Was bringt die Zukunft?
Was macht es mit einem, eine Kindheit zu erleben, in der Konflikte nie zu Ende ausgetragen werden können, weil man ja in ein paar Tagen eh wieder woanders ist? Alles ist ständig in der Schwebe. Auch der deutsche Kinderschutzbund hat sich vor Kurzem gegen das Wechselmodell als gesetzlich zu verankerndes Leitmodell ausgesprochen, mit dem Verweis auf das Kindeswohl: “Das Kind sollte gleichwertige positive Bindungen an beide Elternteile haben, über das Wechselmodell altersgerecht informiert sein und es selbst wünschen. Die Betreuungsregelungen sollten vor und nach der Trennung weitgehend ähnlich sein. Auch müssen sich die Eltern flexibel auf sich verändernde Bedürfnisse des Kindes einstellen und gut miteinander kommunizieren und kooperieren können.”

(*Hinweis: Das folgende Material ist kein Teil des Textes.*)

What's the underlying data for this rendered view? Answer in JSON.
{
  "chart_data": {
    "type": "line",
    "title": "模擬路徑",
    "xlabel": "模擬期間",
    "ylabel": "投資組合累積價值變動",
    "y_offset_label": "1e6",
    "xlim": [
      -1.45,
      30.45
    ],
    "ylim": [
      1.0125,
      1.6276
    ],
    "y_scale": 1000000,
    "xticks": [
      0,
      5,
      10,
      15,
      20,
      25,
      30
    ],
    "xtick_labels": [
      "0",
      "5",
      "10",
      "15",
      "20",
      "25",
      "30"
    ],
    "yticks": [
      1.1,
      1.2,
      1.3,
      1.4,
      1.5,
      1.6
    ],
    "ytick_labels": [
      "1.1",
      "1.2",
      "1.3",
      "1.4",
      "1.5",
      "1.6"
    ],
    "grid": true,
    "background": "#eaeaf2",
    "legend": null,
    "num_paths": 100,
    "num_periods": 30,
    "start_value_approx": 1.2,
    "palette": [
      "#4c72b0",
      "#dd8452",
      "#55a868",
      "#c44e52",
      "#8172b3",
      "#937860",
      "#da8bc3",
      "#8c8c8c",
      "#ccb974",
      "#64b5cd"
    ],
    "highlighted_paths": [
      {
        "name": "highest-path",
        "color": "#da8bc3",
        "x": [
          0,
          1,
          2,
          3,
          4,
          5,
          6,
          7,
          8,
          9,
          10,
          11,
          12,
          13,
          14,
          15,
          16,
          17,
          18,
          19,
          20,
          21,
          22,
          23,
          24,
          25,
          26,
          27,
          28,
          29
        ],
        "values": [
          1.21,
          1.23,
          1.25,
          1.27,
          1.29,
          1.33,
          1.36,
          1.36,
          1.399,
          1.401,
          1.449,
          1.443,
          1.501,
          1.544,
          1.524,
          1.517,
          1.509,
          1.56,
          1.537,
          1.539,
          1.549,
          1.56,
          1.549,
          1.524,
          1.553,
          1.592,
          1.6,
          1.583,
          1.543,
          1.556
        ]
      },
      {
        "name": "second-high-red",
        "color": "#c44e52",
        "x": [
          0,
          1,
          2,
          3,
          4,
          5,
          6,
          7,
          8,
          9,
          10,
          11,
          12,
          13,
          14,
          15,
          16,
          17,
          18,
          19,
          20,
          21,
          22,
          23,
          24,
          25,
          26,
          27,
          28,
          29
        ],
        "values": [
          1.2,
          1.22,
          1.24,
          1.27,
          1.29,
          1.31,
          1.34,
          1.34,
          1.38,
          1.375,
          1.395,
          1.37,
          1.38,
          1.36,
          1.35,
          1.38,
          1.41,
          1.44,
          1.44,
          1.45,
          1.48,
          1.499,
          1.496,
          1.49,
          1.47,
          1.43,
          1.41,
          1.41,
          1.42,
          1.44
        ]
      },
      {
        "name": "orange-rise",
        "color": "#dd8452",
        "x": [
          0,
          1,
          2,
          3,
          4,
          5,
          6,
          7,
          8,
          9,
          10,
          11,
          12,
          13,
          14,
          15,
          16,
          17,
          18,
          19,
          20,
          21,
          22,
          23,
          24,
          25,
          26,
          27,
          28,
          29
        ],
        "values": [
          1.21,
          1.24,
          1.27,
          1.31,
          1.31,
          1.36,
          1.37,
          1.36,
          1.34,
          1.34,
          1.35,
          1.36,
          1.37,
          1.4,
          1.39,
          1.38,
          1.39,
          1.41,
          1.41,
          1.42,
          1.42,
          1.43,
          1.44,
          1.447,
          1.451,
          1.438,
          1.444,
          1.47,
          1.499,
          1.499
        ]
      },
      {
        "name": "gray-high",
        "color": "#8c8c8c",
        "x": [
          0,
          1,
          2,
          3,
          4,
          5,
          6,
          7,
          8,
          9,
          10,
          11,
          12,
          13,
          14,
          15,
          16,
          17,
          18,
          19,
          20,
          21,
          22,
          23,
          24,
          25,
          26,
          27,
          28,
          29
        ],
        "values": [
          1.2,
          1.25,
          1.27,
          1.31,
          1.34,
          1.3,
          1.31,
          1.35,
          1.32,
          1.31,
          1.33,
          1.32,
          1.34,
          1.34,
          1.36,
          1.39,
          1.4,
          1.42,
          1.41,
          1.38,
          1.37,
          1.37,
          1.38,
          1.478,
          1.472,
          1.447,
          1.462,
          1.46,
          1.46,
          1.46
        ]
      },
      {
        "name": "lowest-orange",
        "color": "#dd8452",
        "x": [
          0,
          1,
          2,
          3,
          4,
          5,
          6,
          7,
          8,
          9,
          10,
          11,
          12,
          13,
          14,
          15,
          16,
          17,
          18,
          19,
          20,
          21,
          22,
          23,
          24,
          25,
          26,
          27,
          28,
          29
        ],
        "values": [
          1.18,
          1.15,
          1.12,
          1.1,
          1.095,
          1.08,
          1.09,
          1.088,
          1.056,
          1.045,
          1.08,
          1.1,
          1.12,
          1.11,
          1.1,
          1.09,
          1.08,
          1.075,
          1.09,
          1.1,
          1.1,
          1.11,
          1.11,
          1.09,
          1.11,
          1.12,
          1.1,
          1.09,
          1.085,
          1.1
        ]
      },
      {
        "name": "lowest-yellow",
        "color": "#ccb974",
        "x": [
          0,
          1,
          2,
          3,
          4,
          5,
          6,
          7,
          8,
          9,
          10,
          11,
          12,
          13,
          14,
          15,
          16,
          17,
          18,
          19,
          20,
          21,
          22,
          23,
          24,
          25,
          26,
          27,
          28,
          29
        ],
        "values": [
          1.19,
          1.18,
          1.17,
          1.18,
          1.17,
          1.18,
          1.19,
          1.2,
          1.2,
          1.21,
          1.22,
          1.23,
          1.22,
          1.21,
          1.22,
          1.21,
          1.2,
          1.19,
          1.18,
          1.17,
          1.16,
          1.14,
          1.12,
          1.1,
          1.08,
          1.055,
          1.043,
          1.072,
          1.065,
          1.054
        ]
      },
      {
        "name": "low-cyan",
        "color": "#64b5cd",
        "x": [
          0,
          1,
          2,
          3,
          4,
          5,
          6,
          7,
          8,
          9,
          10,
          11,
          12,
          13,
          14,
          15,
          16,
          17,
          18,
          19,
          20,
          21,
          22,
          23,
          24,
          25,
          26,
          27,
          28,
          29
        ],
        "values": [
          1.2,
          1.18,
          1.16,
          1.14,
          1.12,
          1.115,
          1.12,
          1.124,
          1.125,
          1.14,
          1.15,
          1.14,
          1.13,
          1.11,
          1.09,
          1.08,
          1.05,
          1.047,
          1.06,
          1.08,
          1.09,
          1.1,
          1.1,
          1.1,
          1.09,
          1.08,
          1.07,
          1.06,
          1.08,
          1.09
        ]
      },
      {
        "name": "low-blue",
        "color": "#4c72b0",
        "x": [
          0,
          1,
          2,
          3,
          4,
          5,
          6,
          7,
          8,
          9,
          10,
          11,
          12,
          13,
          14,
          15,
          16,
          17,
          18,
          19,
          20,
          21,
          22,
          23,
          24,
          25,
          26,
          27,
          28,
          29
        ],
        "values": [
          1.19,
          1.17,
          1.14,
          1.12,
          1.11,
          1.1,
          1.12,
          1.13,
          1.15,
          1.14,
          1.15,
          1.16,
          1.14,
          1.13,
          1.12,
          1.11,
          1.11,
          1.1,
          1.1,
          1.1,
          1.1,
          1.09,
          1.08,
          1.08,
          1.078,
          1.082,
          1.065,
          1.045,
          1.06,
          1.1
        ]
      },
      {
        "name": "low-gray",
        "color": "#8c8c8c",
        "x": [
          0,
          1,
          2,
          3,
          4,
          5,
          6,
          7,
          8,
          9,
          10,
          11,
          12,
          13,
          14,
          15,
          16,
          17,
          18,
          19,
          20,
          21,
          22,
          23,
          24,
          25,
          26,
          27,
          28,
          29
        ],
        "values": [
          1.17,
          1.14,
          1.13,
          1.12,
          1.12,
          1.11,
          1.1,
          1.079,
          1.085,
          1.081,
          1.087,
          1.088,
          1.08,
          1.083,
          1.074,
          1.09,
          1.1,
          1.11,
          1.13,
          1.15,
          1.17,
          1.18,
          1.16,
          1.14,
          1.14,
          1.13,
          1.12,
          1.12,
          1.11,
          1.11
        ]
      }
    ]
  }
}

Was ich daraus ableite: das Ganze ist sicherlich auch altersabhängig. Für Kinder unter drei Jahren wird von einem regelmäßigen Pendeln klar abgeraten. Aber wie gesagt: es kann funktionieren. Allerdings möchte ich, im Sinne der Kinder, einfach noch einmal nahelegen, darüber nachzudenken, was wir unseren Kindern zumuten können und dürfen, und was nicht. Kinder sind ja sehr unterschiedlich, und vielleicht gibt es Kinder da draußen, die mit diesem Modell zurechtkommen, auch weil die Eltern es gut hinbekommen. Aber brauchen nicht doch die allermeisten Kinder Stabilität – findet ein Kind das in einem Wechselmodell? Und ist es nicht so, dass eine Trennung eben dann geschieht, weil man als Eltern zusammen nicht funktioniert? Wie soll es dann möglich sein, dem logistischen und emotionalen Aufwand gerecht zu werden, den das Wechselmodell fordert?
Das sind ziemlich viele Fragen. Ich habe für meinen Fall die Antwort gefunden und schaue mit Sorge auf den Trend, aus dem Wechselmodell einen Regelfall zu machen. Denn ich glaube, wir erwarten da ganz schön viel von diesen kleinen Wesen, denen wir vor allem eines schulden: Schutz, Stabilität und Geborgenheit.
Und jetzt bin ich gespannt auf eure Meinungen. Sicher gibt es viele Leser hier, die das Wechselmodell erfolgreich leben und ganz anderer Meinung sind, als ich. Gerade dann freue ich mich über eine Diskussion!